Thank you so much for your project submission into the NI LabVIEW Student Design Competition. It's great to see your enthusiasm for NI LabVIEW! Make sure you share your project URL(https://decibel.ni.com/content/docs/DOC-16565) with your peers and faculty so you can collect votes for your project and win. Collecting the most "likes" gives you the opportunity to win cash prizes for your project submission. If you or your friends have any questions about how to go about "voting" for your project, tell them to read this brief document (https://decibel.ni.com/content/docs/DOC-16409). You have until July 15, 2011 to collect votes!

I'm curious to know, what's your favorite part about using LabVIEW and how did you hear about the competition? Great work!!

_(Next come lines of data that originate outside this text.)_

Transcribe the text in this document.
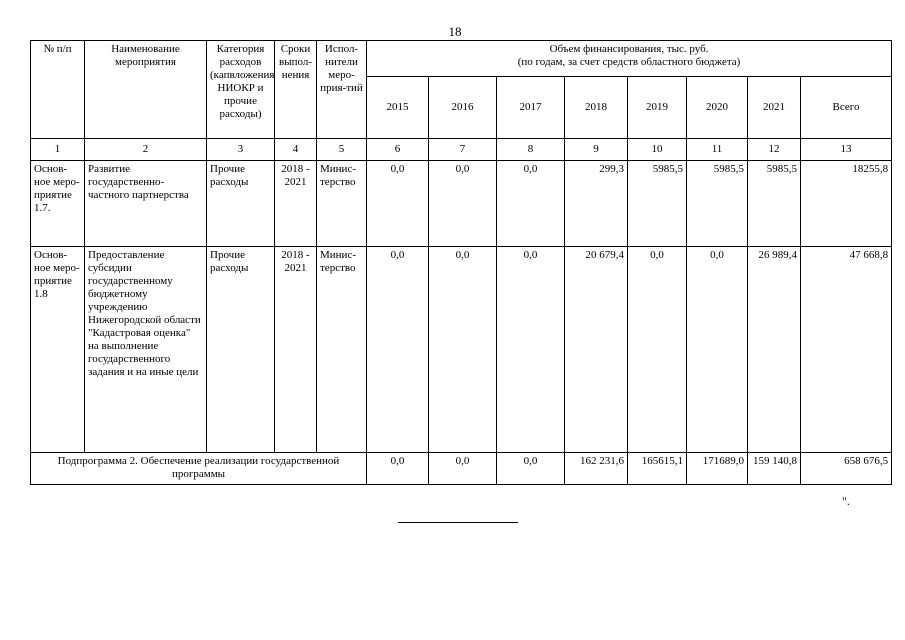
18
№ п/п	Наименование мероприятия	Категория расходов (капвложения НИОКР и прочие расходы)	Сроки выпол-нения	Испол-нители меро-прия-тий	Объем финансирования, тыс. руб.
(по годам, за счет средств областного бюджета)							

					2015	2016	2017	2018	2019	2020	2021	Всего
1	2	3	4	5	6	7	8	9	10	11	12	13
Основ-ное меро-приятие 1.7.	Развитие государственно-частного партнерства	Прочие расходы	2018 - 2021	Минис-терство	0,0	0,0	0,0	299,3	5985,5	5985,5	5985,5	18255,8
Основ-ное меро-приятие 1.8	Предоставление субсидии государственному бюджетному учреждению Нижегородской области "Кадастровая оценка" на выполнение государственного задания и на иные цели	Прочие расходы	2018 - 2021	Минис-терство	0,0	0,0	0,0	20 679,4	0,0	0,0	26 989,4	47 668,8
Подпрограмма 2. Обеспечение реализации государственной программы					0,0	0,0	0,0	162 231,6	165615,1	171689,0	159 140,8	658 676,5
".
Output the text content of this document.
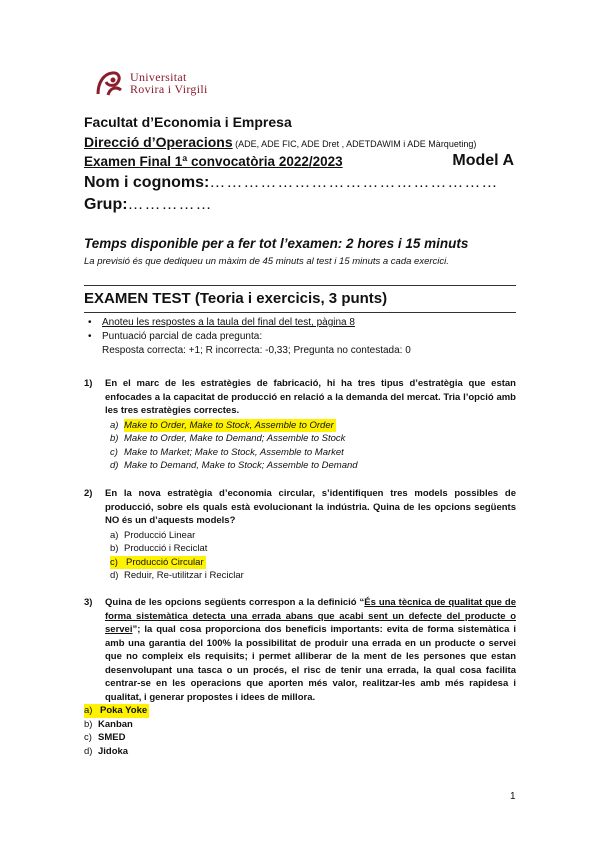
Universitat
Rovira i Virgili
Facultat d’Economia i Empresa
Direcció d’Operacions (ADE, ADE FIC, ADE Dret , ADETDAWIM i ADE Màrqueting)
Examen Final 1ª convocatòria 2022/2023	Model A
Nom i cognoms:……………………………………………
Grup:……………
Temps disponible per a fer tot l’examen: 2 hores i 15 minuts
La previsió és que dediqueu un màxim de 45 minuts al test i 15 minuts a cada exercici.
EXAMEN TEST (Teoria i exercicis, 3 punts)
•	Anoteu les respostes a la taula del final del test, pàgina 8
•	Puntuació parcial de cada pregunta:
Resposta correcta: +1; R incorrecta: -0,33; Pregunta no contestada: 0
1) En el marc de les estratègies de fabricació, hi ha tres tipus d’estratègia que estan enfocades a la capacitat de producció en relació a la demanda del mercat. Tria l’opció amb les tres estratègies correctes.
a) Make to Order, Make to Stock, Assemble to Order
b) Make to Order, Make to Demand; Assemble to Stock
c) Make to Market; Make to Stock, Assemble to Market
d) Make to Demand, Make to Stock; Assemble to Demand
2) En la nova estratègia d’economia circular, s’identifiquen tres models possibles de producció, sobre els quals està evolucionant la indústria. Quina de les opcions següents NO és un d’aquests models?
a) Producció Linear
b) Producció i Reciclat
c) Producció Circular
d) Reduir, Re-utilitzar i Reciclar
3) Quina de les opcions següents correspon a la definició “És una tècnica de qualitat que de forma sistemàtica detecta una errada abans que acabi sent un defecte del producte o servei”; la qual cosa proporciona dos beneficis importants: evita de forma sistemàtica i amb una garantia del 100% la possibilitat de produir una errada en un producte o servei que no compleix els requisits; i permet alliberar de la ment de les persones que estan desenvolupant una tasca o un procés, el risc de tenir una errada, la qual cosa facilita centrar-se en les operacions que aporten més valor, realitzar-les amb més rapidesa i qualitat, i generar propostes i idees de millora.
a) Poka Yoke
b) Kanban
c) SMED
d) Jidoka
1
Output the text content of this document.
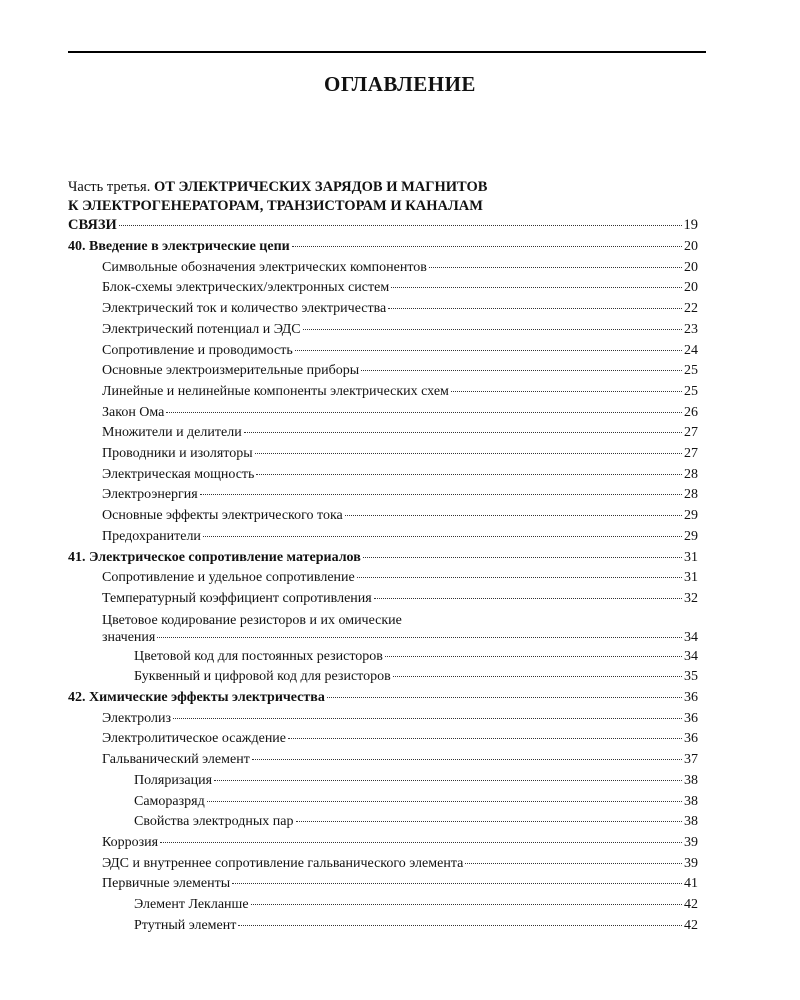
ОГЛАВЛЕНИЕ
Часть третья. ОТ ЭЛЕКТРИЧЕСКИХ ЗАРЯДОВ И МАГНИТОВ
К ЭЛЕКТРОГЕНЕРАТОРАМ, ТРАНЗИСТОРАМ И КАНАЛАМ
СВЯЗИ	19
40. Введение в электрические цепи	20
Символьные обозначения электрических компонентов	20
Блок-схемы электрических/электронных систем	20
Электрический ток и количество электричества	22
Электрический потенциал и ЭДС	23
Сопротивление и проводимость	24
Основные электроизмерительные приборы	25
Линейные и нелинейные компоненты электрических схем	25
Закон Ома	26
Множители и делители	27
Проводники и изоляторы	27
Электрическая мощность	28
Электроэнергия	28
Основные эффекты электрического тока	29
Предохранители	29
41. Электрическое сопротивление материалов	31
Сопротивление и удельное сопротивление	31
Температурный коэффициент сопротивления	32
Цветовое кодирование резисторов и их омические
значения	34
Цветовой код для постоянных резисторов	34
Буквенный и цифровой код для резисторов	35
42. Химические эффекты электричества	36
Электролиз	36
Электролитическое осаждение	36
Гальванический элемент	37
Поляризация	38
Саморазряд	38
Свойства электродных пар	38
Коррозия	39
ЭДС и внутреннее сопротивление гальванического элемента	39
Первичные элементы	41
Элемент Лекланше	42
Ртутный элемент	42
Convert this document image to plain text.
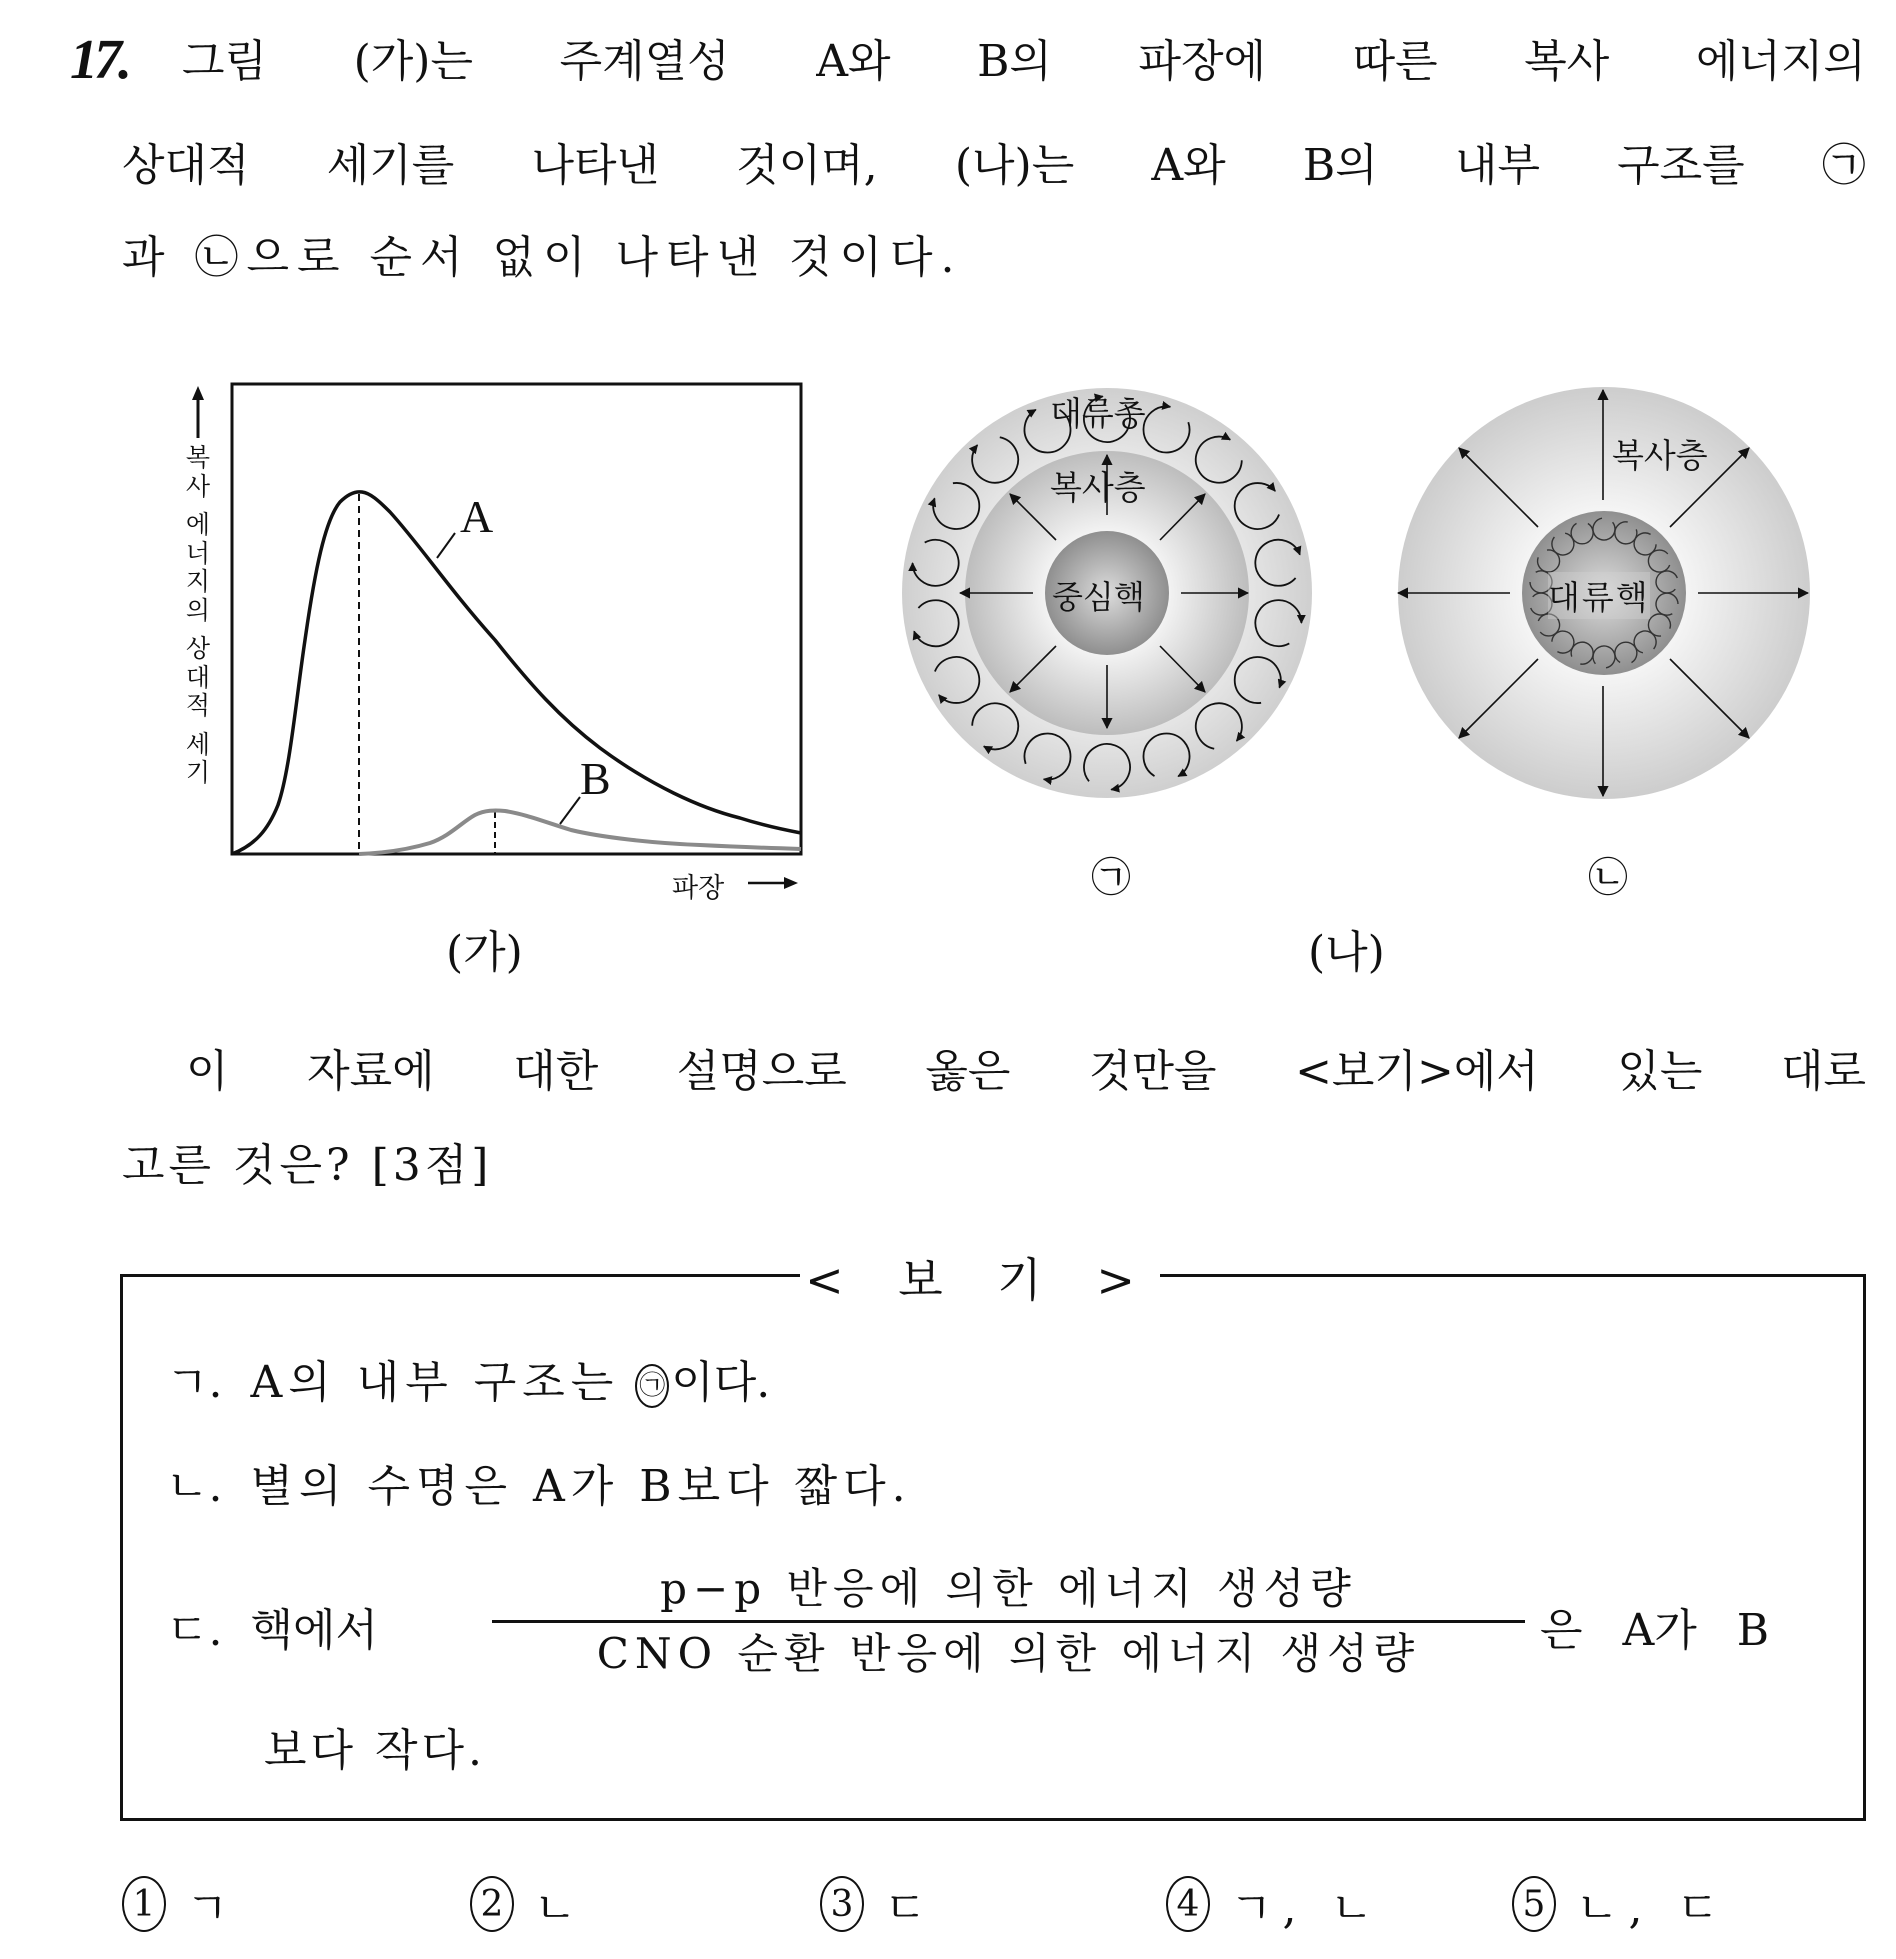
17. 그림 (가)는 주계열성 A와 B의 파장에 따른 복사 에너지의
상대적 세기를 나타낸 것이며, (나)는 A와 B의 내부 구조를 ㉠
과 ㉡으로 순서 없이 나타낸 것이다.
A
B
복
사
에
너
지
의
상
대
적
세
기
파장
(가)
대류층
복사층
중심핵
복사층
대류핵
㉠	㉡
(나)
이 자료에 대한 설명으로 옳은 것만을 <보기>에서 있는 대로
고른 것은? [3점]
< 보 기 >
ㄱ. A의 내부 구조는 ㉠ 이다.
ㄴ. 별의 수명은 A가 B보다 짧다.
ㄷ. 핵에서
p−p 반응에 의한 에너지 생성량
CNO 순환 반응에 의한 에너지 생성량	은 A가 B
보다 작다.
1 ㄱ	2 ㄴ	3 ㄷ	4 ㄱ, ㄴ	5 ㄴ, ㄷ
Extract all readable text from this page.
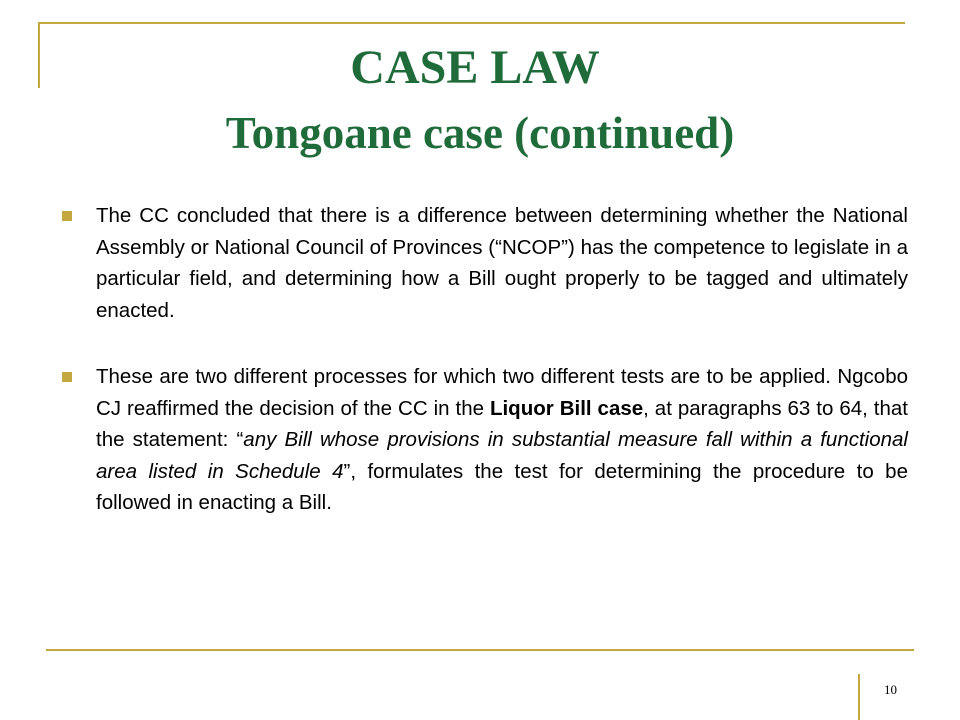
CASE LAW
Tongoane case (continued)

The CC concluded that there is a difference between determining whether the National Assembly or National Council of Provinces (“NCOP”) has the competence to legislate in a particular field, and determining how a Bill ought properly to be tagged and ultimately enacted.

These are two different processes for which two different tests are to be applied. Ngcobo CJ reaffirmed the decision of the CC in the Liquor Bill case, at paragraphs 63 to 64, that the statement: “any Bill whose provisions in substantial measure fall within a functional area listed in Schedule 4”, formulates the test for determining the procedure to be followed in enacting a Bill.

10
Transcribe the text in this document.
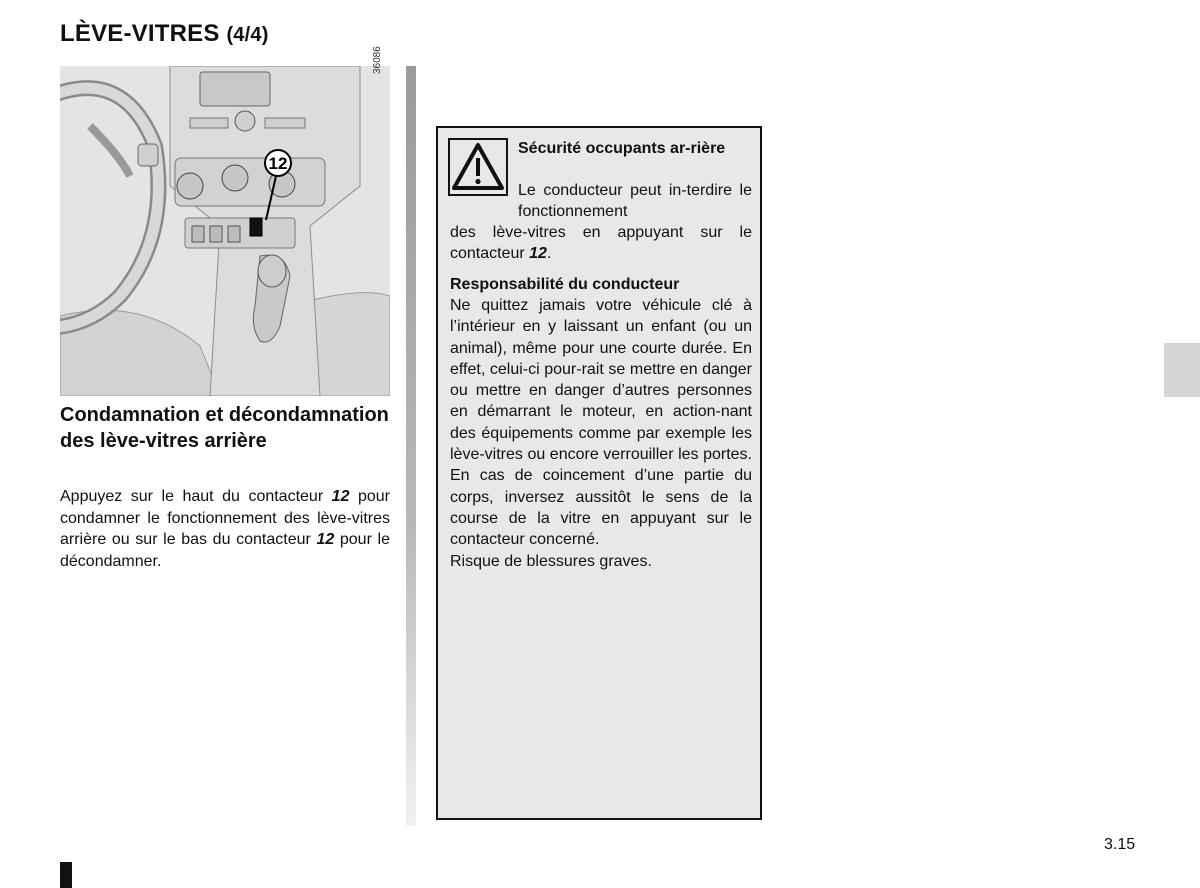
LÈVE-VITRES (4/4)
12
36086
Condamnation et décondamnation des lève-vitres arrière
Appuyez sur le haut du contacteur 12 pour condamner le fonctionnement des lève-vitres arrière ou sur le bas du contacteur 12 pour le décondamner.
Sécurité occupants ar-rière
Le conducteur peut in-terdire le fonctionnement
des lève-vitres en appuyant sur le contacteur 12.
Responsabilité du conducteur
Ne quittez jamais votre véhicule clé à l’intérieur en y laissant un enfant (ou un animal), même pour une courte durée. En effet, celui-ci pour-rait se mettre en danger ou mettre en danger d’autres personnes en démarrant le moteur, en action-nant des équipements comme par exemple les lève-vitres ou encore verrouiller les portes. En cas de coincement d’une partie du corps, inversez aussitôt le sens de la course de la vitre en appuyant sur le contacteur concerné.
Risque de blessures graves.
3.15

Also -- please add your university information, contact information, and NI products used.

Good Luck, Liz in Austin, TX.

MeganKnoch
Member
Member
on

Thanks Liz.

LabVIEW is such a great tool.  It is easy to use and very user friendly.  I like that I can do all the calculations in LabVIEW, therefore, saving me a lot of time not spent doing it on my calculator.  It was also quite interesting to see the dynamic response of the strain gage. I don't know how you could get an accurate reponse or if you could get a dynamic response at all.

Also, my measurements professor told me about this competition and suggested I enter.

Let me know if you need anymore information!